Parents urged to verify immunization records of international adoptees
Nearly 250,000 children have been adopted into the United States in the last 15 years. Many spend their earliest months in resource-poor facilities in their birth countries, which can increase their risk for malnutrition and other complications. They are also more vulnerable to vaccine-preventable disease, which is why a revelation from a researcher at Case Western Reserve University School of Medicine is especially disconcerting.
A team led by Anna Maria Mandalakas, MD, MS, associate professor of pediatrics at the School of Medicine and chief of the Division of Pediatric Global Child Health—home of the Adoption Health Service at University Hospitals Rainbow Babies & Children's Hospital—found that immunization records of international adoptees are often inaccurate portrayals of a child's protection against disease.

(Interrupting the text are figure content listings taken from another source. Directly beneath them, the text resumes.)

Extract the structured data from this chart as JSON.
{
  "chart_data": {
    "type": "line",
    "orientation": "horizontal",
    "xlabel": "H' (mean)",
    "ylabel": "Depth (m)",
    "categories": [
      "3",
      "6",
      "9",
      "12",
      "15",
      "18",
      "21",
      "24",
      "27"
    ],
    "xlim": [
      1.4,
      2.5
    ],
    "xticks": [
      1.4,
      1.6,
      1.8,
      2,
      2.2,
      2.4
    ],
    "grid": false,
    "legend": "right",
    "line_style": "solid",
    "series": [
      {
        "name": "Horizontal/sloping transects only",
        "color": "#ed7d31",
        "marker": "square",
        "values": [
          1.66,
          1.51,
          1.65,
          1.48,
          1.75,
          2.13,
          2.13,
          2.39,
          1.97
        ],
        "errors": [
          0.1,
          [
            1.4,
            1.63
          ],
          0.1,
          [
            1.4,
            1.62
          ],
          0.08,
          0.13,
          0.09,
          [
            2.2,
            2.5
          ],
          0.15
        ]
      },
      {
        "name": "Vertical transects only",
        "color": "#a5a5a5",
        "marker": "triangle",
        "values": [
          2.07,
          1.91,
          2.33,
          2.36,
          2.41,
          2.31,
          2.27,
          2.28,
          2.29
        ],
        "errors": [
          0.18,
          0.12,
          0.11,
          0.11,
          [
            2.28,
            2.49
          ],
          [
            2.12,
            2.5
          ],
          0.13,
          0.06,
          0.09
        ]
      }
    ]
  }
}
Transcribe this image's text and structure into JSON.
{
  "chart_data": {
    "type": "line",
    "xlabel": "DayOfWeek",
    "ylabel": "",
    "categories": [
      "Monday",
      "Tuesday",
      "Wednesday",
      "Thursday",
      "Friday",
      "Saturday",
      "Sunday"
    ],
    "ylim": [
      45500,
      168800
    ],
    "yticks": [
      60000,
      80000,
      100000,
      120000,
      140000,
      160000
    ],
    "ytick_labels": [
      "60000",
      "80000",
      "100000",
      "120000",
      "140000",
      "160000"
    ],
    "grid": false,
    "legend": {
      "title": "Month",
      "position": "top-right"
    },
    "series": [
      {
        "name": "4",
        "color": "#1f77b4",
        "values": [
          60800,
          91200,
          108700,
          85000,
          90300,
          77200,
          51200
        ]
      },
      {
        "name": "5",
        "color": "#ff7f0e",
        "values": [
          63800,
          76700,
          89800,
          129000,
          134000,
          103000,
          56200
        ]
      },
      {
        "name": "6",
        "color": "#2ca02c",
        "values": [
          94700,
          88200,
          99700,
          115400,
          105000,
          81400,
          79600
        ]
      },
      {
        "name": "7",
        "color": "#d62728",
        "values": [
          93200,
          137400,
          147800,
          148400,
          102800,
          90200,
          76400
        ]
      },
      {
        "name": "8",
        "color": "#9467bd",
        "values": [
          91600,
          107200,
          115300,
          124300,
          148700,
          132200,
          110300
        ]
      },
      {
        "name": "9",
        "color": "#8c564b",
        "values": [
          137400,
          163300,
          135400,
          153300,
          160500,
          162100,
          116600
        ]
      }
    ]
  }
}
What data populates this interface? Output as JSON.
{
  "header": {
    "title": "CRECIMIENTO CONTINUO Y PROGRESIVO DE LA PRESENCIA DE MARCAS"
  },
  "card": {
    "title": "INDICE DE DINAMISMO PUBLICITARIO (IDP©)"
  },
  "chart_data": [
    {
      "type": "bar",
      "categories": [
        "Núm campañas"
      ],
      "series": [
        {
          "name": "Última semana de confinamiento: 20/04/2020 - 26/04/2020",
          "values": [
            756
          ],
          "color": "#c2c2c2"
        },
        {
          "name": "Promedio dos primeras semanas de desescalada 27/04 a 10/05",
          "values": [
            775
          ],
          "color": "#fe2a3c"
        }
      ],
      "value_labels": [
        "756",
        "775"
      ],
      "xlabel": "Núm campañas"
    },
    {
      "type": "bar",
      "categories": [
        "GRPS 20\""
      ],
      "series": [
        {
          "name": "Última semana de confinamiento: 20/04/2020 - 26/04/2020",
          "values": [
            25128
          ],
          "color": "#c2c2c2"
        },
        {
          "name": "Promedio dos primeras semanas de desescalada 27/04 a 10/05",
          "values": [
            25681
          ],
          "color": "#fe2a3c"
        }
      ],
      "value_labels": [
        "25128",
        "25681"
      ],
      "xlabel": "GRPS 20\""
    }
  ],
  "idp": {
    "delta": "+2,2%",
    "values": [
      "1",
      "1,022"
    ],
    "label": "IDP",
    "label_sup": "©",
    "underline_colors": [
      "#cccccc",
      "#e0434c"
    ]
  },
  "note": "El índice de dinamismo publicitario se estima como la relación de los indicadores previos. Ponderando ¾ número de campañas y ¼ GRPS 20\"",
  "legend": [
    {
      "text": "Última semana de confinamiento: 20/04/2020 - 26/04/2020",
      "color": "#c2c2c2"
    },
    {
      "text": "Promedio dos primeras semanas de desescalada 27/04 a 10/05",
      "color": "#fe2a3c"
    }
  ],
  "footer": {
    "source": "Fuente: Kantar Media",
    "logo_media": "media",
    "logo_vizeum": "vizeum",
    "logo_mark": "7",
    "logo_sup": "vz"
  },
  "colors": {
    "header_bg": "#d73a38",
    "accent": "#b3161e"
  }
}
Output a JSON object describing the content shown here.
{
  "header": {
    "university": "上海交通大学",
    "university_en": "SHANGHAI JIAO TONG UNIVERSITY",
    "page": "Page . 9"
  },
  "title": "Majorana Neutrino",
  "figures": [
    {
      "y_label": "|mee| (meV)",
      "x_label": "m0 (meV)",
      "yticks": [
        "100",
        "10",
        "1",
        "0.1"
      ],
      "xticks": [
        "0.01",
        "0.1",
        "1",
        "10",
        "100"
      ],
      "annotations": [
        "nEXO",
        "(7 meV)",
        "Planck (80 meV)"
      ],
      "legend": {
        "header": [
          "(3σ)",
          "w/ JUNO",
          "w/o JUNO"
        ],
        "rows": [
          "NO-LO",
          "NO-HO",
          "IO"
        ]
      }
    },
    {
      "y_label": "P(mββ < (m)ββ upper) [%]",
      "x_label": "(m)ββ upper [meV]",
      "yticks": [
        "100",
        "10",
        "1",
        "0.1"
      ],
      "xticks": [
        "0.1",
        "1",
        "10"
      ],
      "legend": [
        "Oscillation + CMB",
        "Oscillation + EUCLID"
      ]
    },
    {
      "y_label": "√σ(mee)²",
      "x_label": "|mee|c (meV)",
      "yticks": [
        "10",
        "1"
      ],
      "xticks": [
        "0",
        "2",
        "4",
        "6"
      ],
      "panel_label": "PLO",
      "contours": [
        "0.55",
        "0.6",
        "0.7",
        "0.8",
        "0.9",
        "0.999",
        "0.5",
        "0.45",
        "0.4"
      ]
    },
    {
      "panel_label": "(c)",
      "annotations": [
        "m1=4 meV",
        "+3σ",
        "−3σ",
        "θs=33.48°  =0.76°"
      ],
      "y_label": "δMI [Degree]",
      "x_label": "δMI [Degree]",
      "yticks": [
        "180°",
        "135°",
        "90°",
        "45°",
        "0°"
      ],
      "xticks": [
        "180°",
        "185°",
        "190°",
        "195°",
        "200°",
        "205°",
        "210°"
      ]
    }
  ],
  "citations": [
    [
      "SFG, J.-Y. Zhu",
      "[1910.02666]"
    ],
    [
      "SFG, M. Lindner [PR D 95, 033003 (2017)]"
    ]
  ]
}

Dr. Mandalakas and her team compared written vaccination records with the immunity present in the bodies of 465 children, primarily from Russia, China and Guatemala, specifically looking for antibodies to polio, diphtheria, tetanus, measles and hepatitis B. She found that for each disease, written vaccination records overestimated immunity. The team also discovered that many children showed immunity to certain diseases for which they had no record of receiving a vaccination, leading them to believe that some children gained immunity through natural exposure to the disease.
Dr. Mandalakas says there are many possible explanations for the inconsistent information— including less-than-potent vaccines, reduced immune response and inaccurate records.
"Some of these issues are administrative," she says. "Was the vaccine stored correctly? Was it given during the right time? Was it documented correctly?" She adds that other irregularities may reflect the child's lack of ability to respond effectively to the vaccines.
Dr. Mandalakas advises families adopting internationally to be aware of the vaccine-immunity disconnect, and plan accordingly. "We don't recommend accepting the written vaccination record as is; neither does the Centers for Disease Control and Prevention," she says. "Get as complete a record as possible from the birth country, and then discuss concerns with an adoption health specialist."